The answer may be that UNSMIS marks a deeply troubling turning point in U.N. peacekeeping. Since the late-1990s, U.N. officials, haunted by the organization's failures in Bosnia and Rwanda, have pushed to ensure that peace operations are properly equipped to stabilize weak countries -- or at least robust enough not to implode in an emergency. As Bruce Jones
recently wrote in World Politics Review, U.N. missions in hot spots such as Côte d'Ivoire have proved unexpectedly resilient under pressure.

By contrast, UNSMIS looks like a dangerously minimalist response to a fierce crisis, although U.N. planners have done an honorable job of trying to design it properly. While the idea for a "supervision mechanism" is rooted in
Kofi Annan's peace plan for Syria, the U.N. secretariat came up with an ambitious mission concept, involving not only military monitors -- who are sometimes not very good at understanding underlying sources of violence -- but also civilian experts on political affairs and human rights.

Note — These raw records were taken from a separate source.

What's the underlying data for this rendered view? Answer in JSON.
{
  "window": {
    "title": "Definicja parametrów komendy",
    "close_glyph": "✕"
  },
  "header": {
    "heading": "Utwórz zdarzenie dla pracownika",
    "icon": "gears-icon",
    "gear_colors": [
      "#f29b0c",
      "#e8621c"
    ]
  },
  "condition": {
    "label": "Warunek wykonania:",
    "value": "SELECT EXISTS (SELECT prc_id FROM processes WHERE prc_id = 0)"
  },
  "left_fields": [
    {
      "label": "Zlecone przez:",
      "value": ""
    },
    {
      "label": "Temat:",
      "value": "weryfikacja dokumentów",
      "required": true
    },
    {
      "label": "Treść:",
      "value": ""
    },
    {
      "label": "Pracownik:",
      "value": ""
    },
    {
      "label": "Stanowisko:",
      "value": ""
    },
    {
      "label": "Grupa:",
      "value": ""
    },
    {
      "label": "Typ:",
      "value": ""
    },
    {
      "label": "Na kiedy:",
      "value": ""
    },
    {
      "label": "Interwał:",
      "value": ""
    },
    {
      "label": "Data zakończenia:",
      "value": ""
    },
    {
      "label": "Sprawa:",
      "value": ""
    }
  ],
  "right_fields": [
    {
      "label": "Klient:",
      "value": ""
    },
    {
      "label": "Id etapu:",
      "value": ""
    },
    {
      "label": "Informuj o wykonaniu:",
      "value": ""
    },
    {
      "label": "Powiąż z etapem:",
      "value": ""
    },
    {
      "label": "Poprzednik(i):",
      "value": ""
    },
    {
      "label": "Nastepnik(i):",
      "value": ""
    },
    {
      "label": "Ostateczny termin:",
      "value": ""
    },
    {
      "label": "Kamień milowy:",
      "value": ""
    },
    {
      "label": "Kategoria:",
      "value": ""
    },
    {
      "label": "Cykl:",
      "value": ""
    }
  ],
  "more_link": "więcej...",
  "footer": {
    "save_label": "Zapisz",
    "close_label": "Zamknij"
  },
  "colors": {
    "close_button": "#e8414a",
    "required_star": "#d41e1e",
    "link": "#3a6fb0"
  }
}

The problem is that UNSMIS is not really a peacekeeping operation. Though it is meant to supervise a ceasefire, it is in fact being deployed to watch over a live conflict -- and the Security Council's members know this. Russia has maneuvered to limit the mission's ability to report on the fighting. Western diplomats have pushed back, demanding that UNSMIS must be able to move freely and have access to Syrian citizens.

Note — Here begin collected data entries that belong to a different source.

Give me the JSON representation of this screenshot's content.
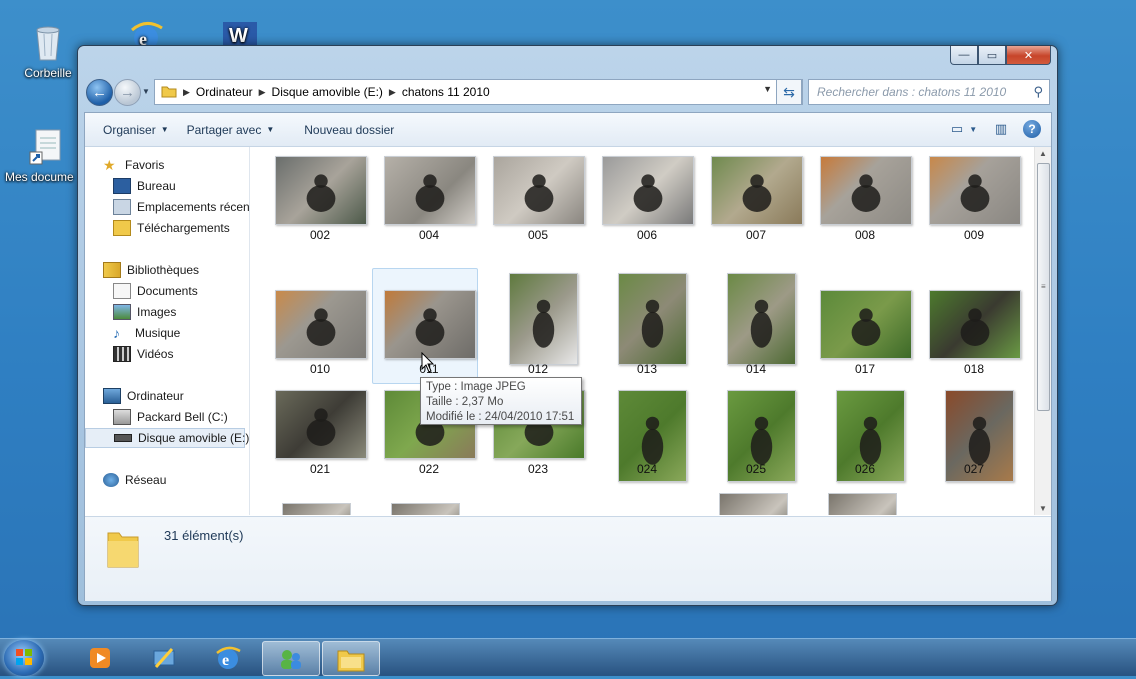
{
  "desktop": {
    "icons": [
      {
        "label": "Corbeille",
        "icon": "recycle-bin-icon"
      },
      {
        "label": "",
        "icon": "internet-explorer-icon"
      },
      {
        "label": "",
        "icon": "word-icon"
      },
      {
        "label": "Mes docume",
        "icon": "documents-shortcut-icon"
      }
    ]
  },
  "window": {
    "caption": {
      "minimize": "—",
      "maximize": "▭",
      "close": "✕"
    },
    "address": {
      "crumbs": [
        "Ordinateur",
        "Disque amovible (E:)",
        "chatons 11 2010"
      ]
    },
    "search": {
      "placeholder": "Rechercher dans : chatons 11 2010"
    },
    "toolbar": {
      "organize": "Organiser",
      "share": "Partager avec",
      "new_folder": "Nouveau dossier"
    },
    "sidebar": {
      "favorites": "Favoris",
      "fav_items": [
        "Bureau",
        "Emplacements récent",
        "Téléchargements"
      ],
      "libraries": "Bibliothèques",
      "lib_items": [
        "Documents",
        "Images",
        "Musique",
        "Vidéos"
      ],
      "computer": "Ordinateur",
      "comp_items": [
        "Packard Bell (C:)",
        "Disque amovible (E:)"
      ],
      "network": "Réseau"
    },
    "files": [
      "002",
      "004",
      "005",
      "006",
      "007",
      "008",
      "009",
      "010",
      "011",
      "012",
      "013",
      "014",
      "017",
      "018",
      "021",
      "022",
      "023",
      "024",
      "025",
      "026",
      "027"
    ],
    "tooltip": {
      "type": "Type : Image JPEG",
      "size": "Taille : 2,37 Mo",
      "modified": "Modifié le : 24/04/2010 17:51"
    },
    "details": {
      "count": "31 élément(s)"
    }
  },
  "taskbar": {
    "apps": [
      "media-player-icon",
      "network-tool-icon",
      "internet-explorer-icon",
      "messenger-icon",
      "explorer-folder-icon"
    ]
  }
}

Both sides recognize that the Syrian war is not over. They have both wanted UNSMIS to deploy, but for very different reasons. Moscow may have hoped that the monitors would at least report some reduction in Syrian military offensives, especially involving tanks and artillery, thereby reducing pressure on
its clients in Damascus. The Russians may have calculated that the observers would also catalogue ceasefire violations by rebel forces, justifying a more "balanced" approach to ending the conflict.

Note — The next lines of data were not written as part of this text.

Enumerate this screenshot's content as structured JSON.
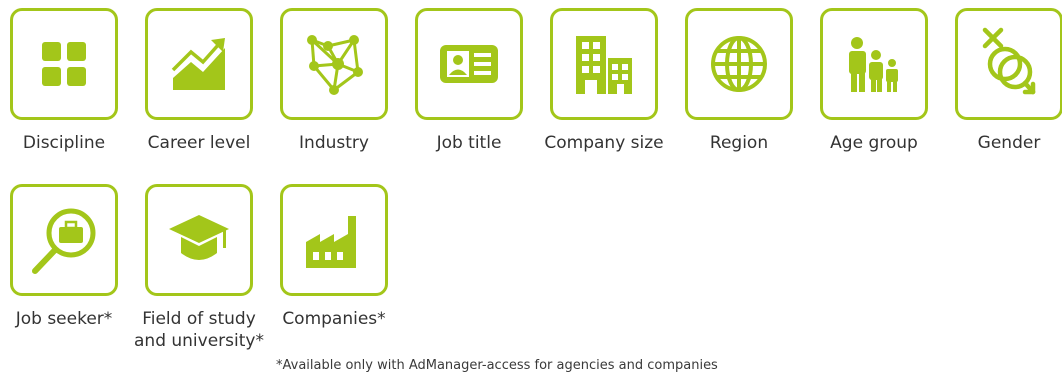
{
  "colors": {
    "accent": "#a3c61a",
    "text": "#333333"
  },
  "tiles": [
    {
      "label": "Discipline",
      "icon": "grid-icon"
    },
    {
      "label": "Career level",
      "icon": "trend-chart-icon"
    },
    {
      "label": "Industry",
      "icon": "network-icon"
    },
    {
      "label": "Job title",
      "icon": "id-card-icon"
    },
    {
      "label": "Company size",
      "icon": "buildings-icon"
    },
    {
      "label": "Region",
      "icon": "globe-icon"
    },
    {
      "label": "Age group",
      "icon": "people-icon"
    },
    {
      "label": "Gender",
      "icon": "gender-icon"
    },
    {
      "label": "Job seeker*",
      "icon": "magnifier-briefcase-icon"
    },
    {
      "label": "Field of study and university*",
      "icon": "graduation-cap-icon"
    },
    {
      "label": "Companies*",
      "icon": "factory-icon"
    }
  ],
  "footnote": "*Available only with AdManager-access for agencies and companies"
}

Conversely, the U.S. and its allies appear to have concluded that the main purpose of UNSMIS is to provide evidence that the Assad regime is continuing attacks unabated. It would be unfair to argue that they have wanted the mission to fail. At times, Western officials have shared the Russian hope that the U.N. deployment would persuade the Assad regime to reduce its use of heavy weapons. Yet they have also underlined -- against Russian opposition -- that Syria must face penalties if UNSMIS proves unsustainable.

So UNSMIS has been cast in two patently incompatible roles. For Russia, the mission is meant to be an alibi for continued inaction over Syria. For the West, it is meant to be a trigger for more severe measures -- although options for applying new pressure on Damascus short of the use of force are becoming harder to find.

For the Syrian authorities, the mission is a useful distraction. Damascus has dragged out debates over the exact terms of its deployment, by objecting to proposals for the U.N. to bring in planes and helicopters, for instance. For its part, the opposition has treated UNSMIS as a preordained failure. Meanwhile, the deeper question of how to make peace in Syria risks getting lost under the weight of technical disputes.

Does all this mean that UNSMIS should never have been launched at all? Senior U.N. officials were reportedly deeply torn over the issue. They must now be aware that there is a very good chance that the mission will be judged a disaster. There are reports that Syrian security services have targeted citizens interviewed by the U.N.'s monitors, and officials in New York are still looking for personnel to bring the mission to full strength.

But it may be wrong to judge UNSMIS on its ability or inability to keep a non-existent peace in Syria. Instead, the real question is whether its potential failure will have any effect on international diplomacy over the crisis. If UNSMIS sinks without a trace, it will be a setback for the West and the credibility of U.N. operations elsewhere. If it acts as a trigger for some sort of decisive intervention, it may be counted as some sort of heroic failure. But it could leave lasting scars on U.N. peacekeeping either way.

Richard Gowan is an associate director at New York University’s Center on International Cooperation and a senior policy fellow at the European Council on Foreign Relations.